Anyway, he said to the audience, he’d taken up enough of their time. Agonising as it was for him, he had to let the others get a word in. And on top of that he’d gone and done what he always did, which was give away the whole story so that some of them might think he’d saved them the trouble of reading it themselves. Frankly he didn’t care whether they read it or not, so long as they bought a copy: he believed there were some for sale on the way out.

The audience laughed and broke into spontaneous, heartfelt applause.

‘I’ve been called a self-publicist,’ Julian added, above the noise, ‘but I learned everything I know from him.’

He pointed at Louis.

‘On the contrary,’ Louis said. ‘I spend so much time in your shadow I’m starting to get a vitamin deficiency.’

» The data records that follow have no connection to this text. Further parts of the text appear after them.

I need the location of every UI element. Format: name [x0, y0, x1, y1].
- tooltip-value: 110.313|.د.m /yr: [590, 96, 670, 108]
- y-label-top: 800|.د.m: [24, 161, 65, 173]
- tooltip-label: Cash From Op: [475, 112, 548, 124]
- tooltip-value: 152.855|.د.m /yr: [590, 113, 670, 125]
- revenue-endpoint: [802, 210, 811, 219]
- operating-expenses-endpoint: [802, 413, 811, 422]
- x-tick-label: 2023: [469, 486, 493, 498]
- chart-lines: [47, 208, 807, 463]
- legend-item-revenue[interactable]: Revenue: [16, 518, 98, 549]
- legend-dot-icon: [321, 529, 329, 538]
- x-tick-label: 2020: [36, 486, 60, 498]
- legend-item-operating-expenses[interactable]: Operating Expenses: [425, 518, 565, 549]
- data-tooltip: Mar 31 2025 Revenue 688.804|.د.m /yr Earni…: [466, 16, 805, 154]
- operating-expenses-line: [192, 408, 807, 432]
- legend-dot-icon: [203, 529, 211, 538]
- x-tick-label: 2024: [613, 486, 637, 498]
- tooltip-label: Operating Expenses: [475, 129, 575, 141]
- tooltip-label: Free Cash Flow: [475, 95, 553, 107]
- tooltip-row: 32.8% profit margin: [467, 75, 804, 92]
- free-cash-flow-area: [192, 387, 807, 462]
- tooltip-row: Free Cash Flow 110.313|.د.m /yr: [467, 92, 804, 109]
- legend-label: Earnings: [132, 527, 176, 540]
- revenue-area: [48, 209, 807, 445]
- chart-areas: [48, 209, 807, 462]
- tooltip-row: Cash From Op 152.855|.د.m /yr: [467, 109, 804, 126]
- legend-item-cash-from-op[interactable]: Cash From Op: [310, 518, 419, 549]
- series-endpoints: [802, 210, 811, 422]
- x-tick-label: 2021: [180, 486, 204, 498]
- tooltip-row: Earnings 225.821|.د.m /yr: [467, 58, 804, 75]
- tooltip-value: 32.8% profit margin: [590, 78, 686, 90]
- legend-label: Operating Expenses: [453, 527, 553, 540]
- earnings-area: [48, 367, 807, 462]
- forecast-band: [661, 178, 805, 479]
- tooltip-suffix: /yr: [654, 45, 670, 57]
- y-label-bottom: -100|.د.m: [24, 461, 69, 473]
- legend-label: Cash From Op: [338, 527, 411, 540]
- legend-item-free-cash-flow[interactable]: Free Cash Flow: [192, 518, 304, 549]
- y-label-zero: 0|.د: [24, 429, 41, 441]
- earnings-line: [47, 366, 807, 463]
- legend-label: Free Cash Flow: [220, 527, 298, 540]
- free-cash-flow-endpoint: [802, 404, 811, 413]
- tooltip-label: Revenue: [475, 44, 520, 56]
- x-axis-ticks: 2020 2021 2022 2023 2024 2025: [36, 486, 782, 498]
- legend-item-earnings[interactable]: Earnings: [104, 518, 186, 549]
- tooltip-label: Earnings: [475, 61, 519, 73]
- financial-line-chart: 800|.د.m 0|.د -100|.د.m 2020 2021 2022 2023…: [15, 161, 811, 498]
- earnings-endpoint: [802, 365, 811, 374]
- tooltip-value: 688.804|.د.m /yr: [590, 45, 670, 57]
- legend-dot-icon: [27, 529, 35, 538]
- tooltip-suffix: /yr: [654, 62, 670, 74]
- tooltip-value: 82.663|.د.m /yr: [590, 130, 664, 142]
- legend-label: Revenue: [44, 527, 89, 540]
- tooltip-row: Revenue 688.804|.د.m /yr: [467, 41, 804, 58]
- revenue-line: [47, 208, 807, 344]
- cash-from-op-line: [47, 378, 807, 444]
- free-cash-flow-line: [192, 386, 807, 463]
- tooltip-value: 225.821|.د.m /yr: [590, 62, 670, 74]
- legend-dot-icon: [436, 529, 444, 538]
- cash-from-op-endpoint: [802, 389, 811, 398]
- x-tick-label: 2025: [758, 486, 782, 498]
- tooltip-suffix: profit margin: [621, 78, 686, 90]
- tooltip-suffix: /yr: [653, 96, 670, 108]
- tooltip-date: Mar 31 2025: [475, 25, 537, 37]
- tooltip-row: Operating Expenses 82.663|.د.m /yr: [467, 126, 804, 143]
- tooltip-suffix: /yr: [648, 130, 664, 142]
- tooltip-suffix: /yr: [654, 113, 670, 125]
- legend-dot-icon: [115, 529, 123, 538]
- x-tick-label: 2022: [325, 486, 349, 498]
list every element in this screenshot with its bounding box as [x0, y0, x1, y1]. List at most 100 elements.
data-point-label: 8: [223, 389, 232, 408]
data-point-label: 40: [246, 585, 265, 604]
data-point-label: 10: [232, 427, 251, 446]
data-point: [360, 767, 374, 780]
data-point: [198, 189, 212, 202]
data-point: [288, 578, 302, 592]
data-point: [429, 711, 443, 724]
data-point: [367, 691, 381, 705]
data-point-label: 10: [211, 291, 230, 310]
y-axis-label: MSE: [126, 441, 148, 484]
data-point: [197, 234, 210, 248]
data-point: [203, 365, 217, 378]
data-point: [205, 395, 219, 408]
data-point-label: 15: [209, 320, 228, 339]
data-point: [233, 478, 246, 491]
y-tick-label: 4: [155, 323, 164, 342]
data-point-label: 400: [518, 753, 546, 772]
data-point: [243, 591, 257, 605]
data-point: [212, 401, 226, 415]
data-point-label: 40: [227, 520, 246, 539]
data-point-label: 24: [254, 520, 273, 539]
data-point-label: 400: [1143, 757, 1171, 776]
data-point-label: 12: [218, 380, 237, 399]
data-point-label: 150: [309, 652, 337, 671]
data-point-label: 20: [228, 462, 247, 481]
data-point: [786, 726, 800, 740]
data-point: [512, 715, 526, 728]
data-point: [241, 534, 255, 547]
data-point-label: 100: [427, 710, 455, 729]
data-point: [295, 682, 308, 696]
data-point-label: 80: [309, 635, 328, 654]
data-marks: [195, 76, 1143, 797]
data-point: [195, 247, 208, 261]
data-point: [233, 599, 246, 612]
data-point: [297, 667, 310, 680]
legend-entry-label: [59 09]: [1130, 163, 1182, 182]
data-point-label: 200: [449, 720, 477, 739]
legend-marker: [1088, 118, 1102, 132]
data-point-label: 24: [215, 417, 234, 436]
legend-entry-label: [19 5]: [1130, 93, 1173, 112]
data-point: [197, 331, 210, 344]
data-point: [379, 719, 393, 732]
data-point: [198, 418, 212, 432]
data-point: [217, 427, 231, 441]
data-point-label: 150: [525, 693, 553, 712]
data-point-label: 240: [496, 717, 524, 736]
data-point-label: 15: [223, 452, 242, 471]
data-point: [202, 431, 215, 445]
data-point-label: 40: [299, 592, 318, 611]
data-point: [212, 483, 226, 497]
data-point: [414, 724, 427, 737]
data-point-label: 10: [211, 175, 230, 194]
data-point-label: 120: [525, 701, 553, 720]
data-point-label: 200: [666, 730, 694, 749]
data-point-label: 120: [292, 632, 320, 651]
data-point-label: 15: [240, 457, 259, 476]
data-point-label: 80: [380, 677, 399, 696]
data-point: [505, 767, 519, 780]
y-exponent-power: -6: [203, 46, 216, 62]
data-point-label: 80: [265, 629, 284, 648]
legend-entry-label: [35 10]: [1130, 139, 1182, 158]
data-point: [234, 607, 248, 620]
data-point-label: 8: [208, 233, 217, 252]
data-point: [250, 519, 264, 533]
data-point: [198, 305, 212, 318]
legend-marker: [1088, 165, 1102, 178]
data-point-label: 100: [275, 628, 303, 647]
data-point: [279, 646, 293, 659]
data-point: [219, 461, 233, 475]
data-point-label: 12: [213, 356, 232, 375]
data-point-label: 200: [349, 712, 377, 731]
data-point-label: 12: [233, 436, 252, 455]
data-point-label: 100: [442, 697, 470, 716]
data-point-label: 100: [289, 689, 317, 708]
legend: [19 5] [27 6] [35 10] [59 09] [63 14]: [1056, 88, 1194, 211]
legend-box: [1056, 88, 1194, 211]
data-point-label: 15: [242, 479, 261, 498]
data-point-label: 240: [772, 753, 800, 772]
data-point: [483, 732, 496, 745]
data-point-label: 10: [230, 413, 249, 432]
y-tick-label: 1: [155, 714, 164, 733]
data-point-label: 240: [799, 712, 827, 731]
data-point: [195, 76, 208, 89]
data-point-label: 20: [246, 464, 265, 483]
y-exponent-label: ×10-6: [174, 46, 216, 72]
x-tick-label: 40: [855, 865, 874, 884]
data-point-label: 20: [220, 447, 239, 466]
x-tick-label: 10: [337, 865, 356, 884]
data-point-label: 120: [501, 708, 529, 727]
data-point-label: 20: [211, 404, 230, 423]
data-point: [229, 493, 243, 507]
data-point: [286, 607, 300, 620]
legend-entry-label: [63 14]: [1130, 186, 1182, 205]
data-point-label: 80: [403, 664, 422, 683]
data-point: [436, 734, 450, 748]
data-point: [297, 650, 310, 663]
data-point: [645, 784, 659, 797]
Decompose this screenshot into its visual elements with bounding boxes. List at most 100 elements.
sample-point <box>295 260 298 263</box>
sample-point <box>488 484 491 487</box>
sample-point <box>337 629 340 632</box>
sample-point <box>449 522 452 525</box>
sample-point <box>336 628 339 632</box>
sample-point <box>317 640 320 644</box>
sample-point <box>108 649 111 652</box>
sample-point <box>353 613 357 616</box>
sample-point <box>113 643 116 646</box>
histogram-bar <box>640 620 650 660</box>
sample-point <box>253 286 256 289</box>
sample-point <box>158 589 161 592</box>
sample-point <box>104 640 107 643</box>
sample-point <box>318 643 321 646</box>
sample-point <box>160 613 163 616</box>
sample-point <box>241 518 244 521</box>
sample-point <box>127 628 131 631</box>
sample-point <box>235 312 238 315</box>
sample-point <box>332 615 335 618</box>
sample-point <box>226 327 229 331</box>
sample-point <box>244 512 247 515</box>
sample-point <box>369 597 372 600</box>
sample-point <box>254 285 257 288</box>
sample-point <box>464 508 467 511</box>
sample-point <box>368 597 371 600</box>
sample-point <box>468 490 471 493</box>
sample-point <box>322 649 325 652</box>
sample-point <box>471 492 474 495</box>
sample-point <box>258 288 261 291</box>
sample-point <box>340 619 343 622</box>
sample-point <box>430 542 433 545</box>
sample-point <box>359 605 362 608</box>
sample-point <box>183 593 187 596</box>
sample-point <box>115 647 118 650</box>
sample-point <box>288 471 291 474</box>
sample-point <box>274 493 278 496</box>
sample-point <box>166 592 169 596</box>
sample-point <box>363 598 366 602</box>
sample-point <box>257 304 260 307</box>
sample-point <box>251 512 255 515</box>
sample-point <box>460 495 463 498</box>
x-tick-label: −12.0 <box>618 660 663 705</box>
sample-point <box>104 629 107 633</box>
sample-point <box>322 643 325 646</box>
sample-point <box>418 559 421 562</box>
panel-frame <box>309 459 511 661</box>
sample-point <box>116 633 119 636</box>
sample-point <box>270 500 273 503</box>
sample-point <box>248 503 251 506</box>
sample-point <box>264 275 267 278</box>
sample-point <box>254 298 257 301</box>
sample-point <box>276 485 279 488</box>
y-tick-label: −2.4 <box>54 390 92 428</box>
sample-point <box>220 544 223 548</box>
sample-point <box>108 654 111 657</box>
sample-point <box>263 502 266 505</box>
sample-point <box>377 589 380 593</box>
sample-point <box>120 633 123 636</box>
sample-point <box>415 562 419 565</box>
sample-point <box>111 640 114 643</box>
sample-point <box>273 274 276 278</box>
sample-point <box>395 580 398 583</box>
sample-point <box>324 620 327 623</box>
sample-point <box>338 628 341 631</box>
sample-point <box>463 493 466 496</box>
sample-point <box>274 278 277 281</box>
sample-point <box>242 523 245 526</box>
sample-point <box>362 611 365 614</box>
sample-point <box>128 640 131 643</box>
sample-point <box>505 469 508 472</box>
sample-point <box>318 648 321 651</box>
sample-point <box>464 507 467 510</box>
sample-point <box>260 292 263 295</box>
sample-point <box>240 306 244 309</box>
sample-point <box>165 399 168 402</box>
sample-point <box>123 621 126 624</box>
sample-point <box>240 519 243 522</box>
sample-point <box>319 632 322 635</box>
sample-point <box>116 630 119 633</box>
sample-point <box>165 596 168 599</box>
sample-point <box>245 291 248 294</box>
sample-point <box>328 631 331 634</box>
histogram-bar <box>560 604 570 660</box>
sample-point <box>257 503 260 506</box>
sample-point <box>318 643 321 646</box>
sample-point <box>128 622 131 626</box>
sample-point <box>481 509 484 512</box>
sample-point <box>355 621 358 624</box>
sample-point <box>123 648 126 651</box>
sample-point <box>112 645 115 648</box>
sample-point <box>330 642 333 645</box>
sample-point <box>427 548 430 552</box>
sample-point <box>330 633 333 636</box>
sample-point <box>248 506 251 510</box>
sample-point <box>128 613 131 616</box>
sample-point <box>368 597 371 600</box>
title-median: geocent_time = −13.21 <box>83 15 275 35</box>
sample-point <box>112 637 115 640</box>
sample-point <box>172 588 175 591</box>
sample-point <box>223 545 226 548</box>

The audience laughed again, with only a little less enthusiasm.

The trouble was, Louis went on, his book had come out at the same time as Julian’s and so they kept turning up at the same events, like two travellers who keep meeting at the same staging posts.

‘Sometimes it’s a relief,’ he said lugubriously, ‘to see a face you recognise in an unfamiliar place. Other times you think, oh no, not him again.’

There was a faint, uncertain smattering of laughter. It’s limiting, Louis went on, to be known: you can’t behave without inhibition. You can go to the ends of the earth but if you meet someone there who knows your name, you might as well have stayed at home.